One example is the Fast IDentity Online Alliance, which has developed specifications for open, interoperable biometric- and physical token-based digital authentication mechanisms that reduce the reliance on traditional passwords.

“The key nut to crack – and the weakest link in the chain – is how to reliably bind a physical person to a digital identity,” says Knieff.

“After that, there are many tasks in encryption key management, but the binding of physical and digital identity is the number one requirement to build trust in digital ID among consumers and governments.”

ShoCard is one of several ID technology vendors that lets people manage their own digital information online.

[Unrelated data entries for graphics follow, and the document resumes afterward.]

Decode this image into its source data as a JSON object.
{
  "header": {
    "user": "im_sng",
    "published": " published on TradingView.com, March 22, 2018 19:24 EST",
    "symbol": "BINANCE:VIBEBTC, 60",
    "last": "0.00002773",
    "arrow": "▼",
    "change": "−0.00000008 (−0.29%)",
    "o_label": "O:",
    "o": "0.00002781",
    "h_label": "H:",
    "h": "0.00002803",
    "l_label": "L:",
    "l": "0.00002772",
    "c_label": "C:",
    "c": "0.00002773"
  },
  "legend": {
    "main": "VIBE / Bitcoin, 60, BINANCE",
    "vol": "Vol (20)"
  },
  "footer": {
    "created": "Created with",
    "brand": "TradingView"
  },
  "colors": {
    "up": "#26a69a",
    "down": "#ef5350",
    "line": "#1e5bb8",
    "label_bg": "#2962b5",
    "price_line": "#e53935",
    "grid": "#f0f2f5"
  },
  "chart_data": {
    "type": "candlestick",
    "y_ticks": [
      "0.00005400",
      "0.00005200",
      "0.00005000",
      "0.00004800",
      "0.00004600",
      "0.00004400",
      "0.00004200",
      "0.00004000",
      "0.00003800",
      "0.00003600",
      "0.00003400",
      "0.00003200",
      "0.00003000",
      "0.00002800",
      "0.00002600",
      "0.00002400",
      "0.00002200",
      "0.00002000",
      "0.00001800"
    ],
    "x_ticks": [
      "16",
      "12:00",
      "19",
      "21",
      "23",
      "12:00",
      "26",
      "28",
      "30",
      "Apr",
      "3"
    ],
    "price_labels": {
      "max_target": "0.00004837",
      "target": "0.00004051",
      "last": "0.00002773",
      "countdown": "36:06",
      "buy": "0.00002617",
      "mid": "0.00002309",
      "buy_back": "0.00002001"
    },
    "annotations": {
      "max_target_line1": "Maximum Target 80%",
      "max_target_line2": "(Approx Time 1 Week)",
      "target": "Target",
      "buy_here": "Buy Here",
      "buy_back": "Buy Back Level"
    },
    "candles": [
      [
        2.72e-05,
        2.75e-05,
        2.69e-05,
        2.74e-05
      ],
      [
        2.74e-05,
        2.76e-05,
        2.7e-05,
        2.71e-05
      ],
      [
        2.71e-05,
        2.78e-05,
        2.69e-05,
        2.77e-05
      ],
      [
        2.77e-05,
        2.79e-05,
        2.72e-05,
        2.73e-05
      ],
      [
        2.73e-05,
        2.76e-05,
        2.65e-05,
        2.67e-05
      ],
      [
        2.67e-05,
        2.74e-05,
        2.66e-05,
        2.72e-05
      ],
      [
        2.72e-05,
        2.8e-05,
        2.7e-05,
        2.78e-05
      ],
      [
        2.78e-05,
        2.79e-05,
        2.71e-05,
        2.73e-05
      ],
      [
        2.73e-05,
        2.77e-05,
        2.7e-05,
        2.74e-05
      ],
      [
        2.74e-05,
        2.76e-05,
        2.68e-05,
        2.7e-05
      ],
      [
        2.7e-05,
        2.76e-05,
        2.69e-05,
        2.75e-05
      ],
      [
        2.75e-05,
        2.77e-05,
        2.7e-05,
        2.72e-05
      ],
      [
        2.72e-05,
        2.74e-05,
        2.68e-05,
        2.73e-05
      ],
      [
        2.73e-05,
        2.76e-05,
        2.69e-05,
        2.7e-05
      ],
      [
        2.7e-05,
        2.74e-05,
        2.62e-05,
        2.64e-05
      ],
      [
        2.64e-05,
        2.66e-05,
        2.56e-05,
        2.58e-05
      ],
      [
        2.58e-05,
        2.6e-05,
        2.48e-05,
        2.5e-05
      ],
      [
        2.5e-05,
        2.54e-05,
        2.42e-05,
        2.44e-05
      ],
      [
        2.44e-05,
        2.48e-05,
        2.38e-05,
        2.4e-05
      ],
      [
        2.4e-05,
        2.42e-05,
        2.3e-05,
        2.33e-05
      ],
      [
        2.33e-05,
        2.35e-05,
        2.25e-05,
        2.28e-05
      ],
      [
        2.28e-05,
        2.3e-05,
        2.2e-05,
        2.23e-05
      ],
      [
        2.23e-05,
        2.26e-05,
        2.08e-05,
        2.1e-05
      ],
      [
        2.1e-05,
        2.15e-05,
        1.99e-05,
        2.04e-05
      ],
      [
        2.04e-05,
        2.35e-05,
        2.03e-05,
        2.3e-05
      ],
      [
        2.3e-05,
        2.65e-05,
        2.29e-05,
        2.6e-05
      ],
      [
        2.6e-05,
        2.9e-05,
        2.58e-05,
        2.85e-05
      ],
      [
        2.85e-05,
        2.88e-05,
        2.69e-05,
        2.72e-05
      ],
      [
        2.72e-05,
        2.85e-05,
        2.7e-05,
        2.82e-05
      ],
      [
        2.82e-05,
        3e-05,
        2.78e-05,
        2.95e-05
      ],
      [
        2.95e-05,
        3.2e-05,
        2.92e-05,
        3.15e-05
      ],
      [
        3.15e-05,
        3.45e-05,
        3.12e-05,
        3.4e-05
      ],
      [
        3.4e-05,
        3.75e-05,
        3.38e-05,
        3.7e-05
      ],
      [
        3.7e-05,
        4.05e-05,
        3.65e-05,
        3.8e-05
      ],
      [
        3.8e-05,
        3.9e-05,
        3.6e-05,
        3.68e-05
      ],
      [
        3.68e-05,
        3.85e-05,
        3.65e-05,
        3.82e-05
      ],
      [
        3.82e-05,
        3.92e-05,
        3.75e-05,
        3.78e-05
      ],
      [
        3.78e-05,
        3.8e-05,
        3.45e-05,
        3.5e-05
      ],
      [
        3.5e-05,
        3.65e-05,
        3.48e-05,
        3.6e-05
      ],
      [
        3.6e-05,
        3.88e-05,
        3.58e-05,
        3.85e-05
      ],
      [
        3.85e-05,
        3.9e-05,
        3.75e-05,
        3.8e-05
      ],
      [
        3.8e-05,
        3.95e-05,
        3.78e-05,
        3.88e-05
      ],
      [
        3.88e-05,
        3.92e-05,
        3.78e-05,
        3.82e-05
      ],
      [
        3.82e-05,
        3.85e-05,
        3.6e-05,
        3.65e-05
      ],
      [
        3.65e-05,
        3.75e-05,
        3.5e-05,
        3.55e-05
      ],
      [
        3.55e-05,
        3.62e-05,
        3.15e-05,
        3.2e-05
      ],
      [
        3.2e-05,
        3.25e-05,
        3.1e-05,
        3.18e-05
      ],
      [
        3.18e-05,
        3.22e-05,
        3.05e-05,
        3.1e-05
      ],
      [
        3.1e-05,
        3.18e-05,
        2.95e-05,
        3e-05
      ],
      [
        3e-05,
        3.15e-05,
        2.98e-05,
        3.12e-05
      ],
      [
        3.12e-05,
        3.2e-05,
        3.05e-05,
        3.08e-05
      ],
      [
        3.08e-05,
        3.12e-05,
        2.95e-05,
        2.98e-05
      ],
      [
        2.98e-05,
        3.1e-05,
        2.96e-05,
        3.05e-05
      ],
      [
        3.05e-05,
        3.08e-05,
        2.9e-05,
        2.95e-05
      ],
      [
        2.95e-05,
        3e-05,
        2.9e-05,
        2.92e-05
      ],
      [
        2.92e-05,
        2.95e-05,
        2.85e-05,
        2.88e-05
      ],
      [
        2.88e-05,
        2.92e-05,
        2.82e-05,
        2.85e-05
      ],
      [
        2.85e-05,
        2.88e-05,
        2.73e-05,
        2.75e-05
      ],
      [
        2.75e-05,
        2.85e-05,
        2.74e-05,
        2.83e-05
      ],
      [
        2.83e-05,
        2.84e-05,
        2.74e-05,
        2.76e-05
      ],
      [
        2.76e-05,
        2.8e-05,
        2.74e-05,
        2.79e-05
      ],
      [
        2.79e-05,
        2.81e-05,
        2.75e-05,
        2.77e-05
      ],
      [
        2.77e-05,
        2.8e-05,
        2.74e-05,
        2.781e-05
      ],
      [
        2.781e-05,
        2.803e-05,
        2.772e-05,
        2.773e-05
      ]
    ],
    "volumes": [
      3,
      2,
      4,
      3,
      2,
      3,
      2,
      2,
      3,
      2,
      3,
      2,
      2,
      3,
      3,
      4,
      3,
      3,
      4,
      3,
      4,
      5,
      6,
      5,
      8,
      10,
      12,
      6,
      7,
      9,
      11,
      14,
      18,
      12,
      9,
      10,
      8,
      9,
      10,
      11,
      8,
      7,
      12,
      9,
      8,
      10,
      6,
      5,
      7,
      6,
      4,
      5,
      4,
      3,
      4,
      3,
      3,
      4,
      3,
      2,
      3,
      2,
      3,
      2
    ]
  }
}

"ShoCard lets you assert and manage your digital ID,” says Knieff. “There is a huge shift underway which will lead to individuals owning their ID data through the blockchain. The true owner of identity information will become in control of that identity information.”

Moving to digital ID credentials

Acuity Market Intelligence predicts that 650m (80%) of the world’s passports are now ePassports, with 826m (92%) of global passports in circulation set to incorporate RFID chips and biometrics by 2020.

The US consultancy says 611m smart card-based electronic National Identity Cards (eIDs) will be issued globally in 2016, with the figure growing to 786m issued annually by 2020.

By 2022, smart, biometric physical identity credentials – including ePassports, eIDs, and driver’s licenses – will start to be replaced by next-generation virtual credentials stored in mobile devices and accessed via biometric authentication, according to Acuity.

“By 2030, today’s standard identity credentials will be obsolete,” it says.

Maxine Most, Acuity’s principal and lead analyst, says biometrically enabled smartphones will drive the overall move towards digital ID.

“Over 220 biometrically enabled smartphone models are currently on the market,” she says.

“By 2018, all smartphones will include biometrics and by 2020, feature phones will be obsolete.

“The global deployment of this platform is the tipping point for full-scale adoption of digital identity.”